The Principle of Independence: Motion in the horizontal plane ( $x$ ) is independent of motion in the vertical plane ( $y$ ). * Gravity's Role: Gravity acts exclusively in the vertical plane (directed [down]). Therefore, gravity only affects the vertical component of an object's motion. * Horizontal Motion: Because gravity does not act horizontally, there is no acceleration in the horizontal direction (provided air resistance is neglected). The horizontal velocity ( $v_{x}$ ) remains constant. * The "Vegas" Rule: A common mnemonic for this principle is "What happens in X stays in X, and what happens in Y stays in Y."
Time as a Scalar Bridge: While velocity, displacement, and acceleration are vectors tied to specific directions, time ( $t$ ) is a scalar quantity. It remains the same value regardless of the direction an object is moving and serves as the mathematical link connecting the horizontal and vertical equations of motion.

Key observations regarding the behavior of projectiles include: * Vertical Acceleration: Projectiles undergo constant acceleration ( $a_{y} = -9.81\,m/s^2$ ) due to gravity, causing the vertical velocity to change over time. * Horizontal Uniformity: In the absence of external horizontal forces, the projectile maintains a uniform horizontal velocity ( $v_{x}$ ). * Path Shape: The combination of constant horizontal motion and accelerated vertical motion results in a parabolic trajectory.

Scenario Description: A driver in a convertible (top down) is entering an underground parking garage. Window washers on a platform above the entrance are moving upwards. A cleaner knocks a pail of water off the platform. The goal is to determine if the pail will land on the driver based on the given kinematics.
Given Data (Vertical Motion of the Pail): * Initial Vertical Velocity ( $v_{iy}$ ): $1.50\,m/s$ [up] (The pail shares the initial velocity of the moving platform). * Vertical Displacement ( $d_{y}$ ): $-9.00\,m$ (The distance down to the driver). * Vertical Acceleration ( $a_{y}$ ): $-9.81\,m/s^2$ (Acceleration due to gravity).
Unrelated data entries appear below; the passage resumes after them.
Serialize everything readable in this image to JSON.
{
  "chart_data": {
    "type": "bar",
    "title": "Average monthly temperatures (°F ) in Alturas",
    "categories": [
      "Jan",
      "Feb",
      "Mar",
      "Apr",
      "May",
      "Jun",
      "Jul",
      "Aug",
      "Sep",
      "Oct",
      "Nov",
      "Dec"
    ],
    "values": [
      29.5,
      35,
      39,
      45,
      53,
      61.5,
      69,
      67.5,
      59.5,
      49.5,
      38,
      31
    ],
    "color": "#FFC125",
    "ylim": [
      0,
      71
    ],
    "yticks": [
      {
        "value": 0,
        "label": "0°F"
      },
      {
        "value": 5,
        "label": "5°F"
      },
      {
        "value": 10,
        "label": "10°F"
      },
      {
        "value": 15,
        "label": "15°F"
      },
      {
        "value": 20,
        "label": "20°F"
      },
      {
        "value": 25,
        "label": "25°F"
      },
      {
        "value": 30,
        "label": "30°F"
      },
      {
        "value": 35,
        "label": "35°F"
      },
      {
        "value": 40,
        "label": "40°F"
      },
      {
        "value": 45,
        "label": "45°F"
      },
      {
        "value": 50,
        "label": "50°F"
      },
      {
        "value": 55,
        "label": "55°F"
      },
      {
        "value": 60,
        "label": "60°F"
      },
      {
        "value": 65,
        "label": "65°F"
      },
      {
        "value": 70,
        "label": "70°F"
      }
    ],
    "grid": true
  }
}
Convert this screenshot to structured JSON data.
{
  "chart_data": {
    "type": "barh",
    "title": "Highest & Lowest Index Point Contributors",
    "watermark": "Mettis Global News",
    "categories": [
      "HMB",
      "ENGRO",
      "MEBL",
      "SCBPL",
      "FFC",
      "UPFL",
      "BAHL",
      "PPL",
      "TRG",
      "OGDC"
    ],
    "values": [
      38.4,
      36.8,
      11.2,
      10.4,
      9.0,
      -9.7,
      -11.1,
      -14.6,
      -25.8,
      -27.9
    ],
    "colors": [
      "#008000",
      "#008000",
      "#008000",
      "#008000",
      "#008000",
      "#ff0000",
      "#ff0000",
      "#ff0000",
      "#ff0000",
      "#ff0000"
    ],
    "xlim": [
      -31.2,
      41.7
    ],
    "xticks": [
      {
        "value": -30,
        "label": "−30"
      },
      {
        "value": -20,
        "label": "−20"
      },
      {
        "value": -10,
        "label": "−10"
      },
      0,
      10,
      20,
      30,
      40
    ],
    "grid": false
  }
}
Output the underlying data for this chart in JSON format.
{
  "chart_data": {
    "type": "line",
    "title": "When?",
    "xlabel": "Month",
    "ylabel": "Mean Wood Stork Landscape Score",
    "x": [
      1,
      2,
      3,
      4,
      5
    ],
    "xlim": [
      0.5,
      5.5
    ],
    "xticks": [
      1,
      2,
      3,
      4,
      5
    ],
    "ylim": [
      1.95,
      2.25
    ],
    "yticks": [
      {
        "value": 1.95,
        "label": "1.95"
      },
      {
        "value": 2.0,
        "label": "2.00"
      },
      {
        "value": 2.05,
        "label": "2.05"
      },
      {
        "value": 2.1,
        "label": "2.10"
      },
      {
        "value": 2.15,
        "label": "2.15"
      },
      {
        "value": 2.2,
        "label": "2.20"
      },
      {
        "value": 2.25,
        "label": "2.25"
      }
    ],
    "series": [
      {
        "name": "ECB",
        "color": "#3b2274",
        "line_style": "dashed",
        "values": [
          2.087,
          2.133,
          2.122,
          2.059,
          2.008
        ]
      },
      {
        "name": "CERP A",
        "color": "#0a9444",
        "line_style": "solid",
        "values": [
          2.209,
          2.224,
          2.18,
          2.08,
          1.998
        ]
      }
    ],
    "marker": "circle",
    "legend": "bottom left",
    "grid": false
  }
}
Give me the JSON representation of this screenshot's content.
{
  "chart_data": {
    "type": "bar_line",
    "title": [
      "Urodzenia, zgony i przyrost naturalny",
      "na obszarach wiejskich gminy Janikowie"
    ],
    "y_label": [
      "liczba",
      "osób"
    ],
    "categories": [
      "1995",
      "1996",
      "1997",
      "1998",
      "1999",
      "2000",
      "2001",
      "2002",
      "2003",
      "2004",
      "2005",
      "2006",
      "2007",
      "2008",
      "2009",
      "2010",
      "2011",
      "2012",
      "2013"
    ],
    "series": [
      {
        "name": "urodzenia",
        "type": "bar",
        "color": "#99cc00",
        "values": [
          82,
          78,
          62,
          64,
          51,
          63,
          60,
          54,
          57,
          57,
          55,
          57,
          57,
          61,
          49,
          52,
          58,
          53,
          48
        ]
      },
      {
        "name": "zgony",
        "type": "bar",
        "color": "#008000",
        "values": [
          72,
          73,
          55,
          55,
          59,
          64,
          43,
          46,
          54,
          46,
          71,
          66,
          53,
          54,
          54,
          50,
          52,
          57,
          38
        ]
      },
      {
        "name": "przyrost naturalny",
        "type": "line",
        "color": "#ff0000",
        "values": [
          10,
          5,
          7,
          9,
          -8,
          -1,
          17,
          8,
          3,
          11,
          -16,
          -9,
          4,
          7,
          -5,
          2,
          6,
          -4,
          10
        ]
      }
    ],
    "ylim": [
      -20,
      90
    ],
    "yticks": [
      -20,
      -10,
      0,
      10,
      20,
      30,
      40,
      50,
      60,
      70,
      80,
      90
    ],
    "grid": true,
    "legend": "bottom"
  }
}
Given Data (Horizontal Motion of the Car): * Horizontal Velocity ( $v_{x}$ ): $24.0\,km/h$ (The speed limit of the car). To convert to standard units: $\frac{24.0\,km/h}{3.6} = 6.666...\,m/s$ . * Horizontal Distance ( $d_{x}$ ): $12.0\,m$ (Initial distance from the car to the platform at the moment the pail is dropped).
Problem-Solving Approach: * One must first calculate the time ( $t$ ) it takes for the pail to fall the vertical distance of $9.00\,m$ , accounting for its initial upward velocity. * Once time is determined, calculate how far the car travels horizontally in that same duration using the formula $d_{x} = v_{x} \times t$ . * If the car's traveled distance equals the initial distance of $12.0\,m$ , the pail will hit the driver.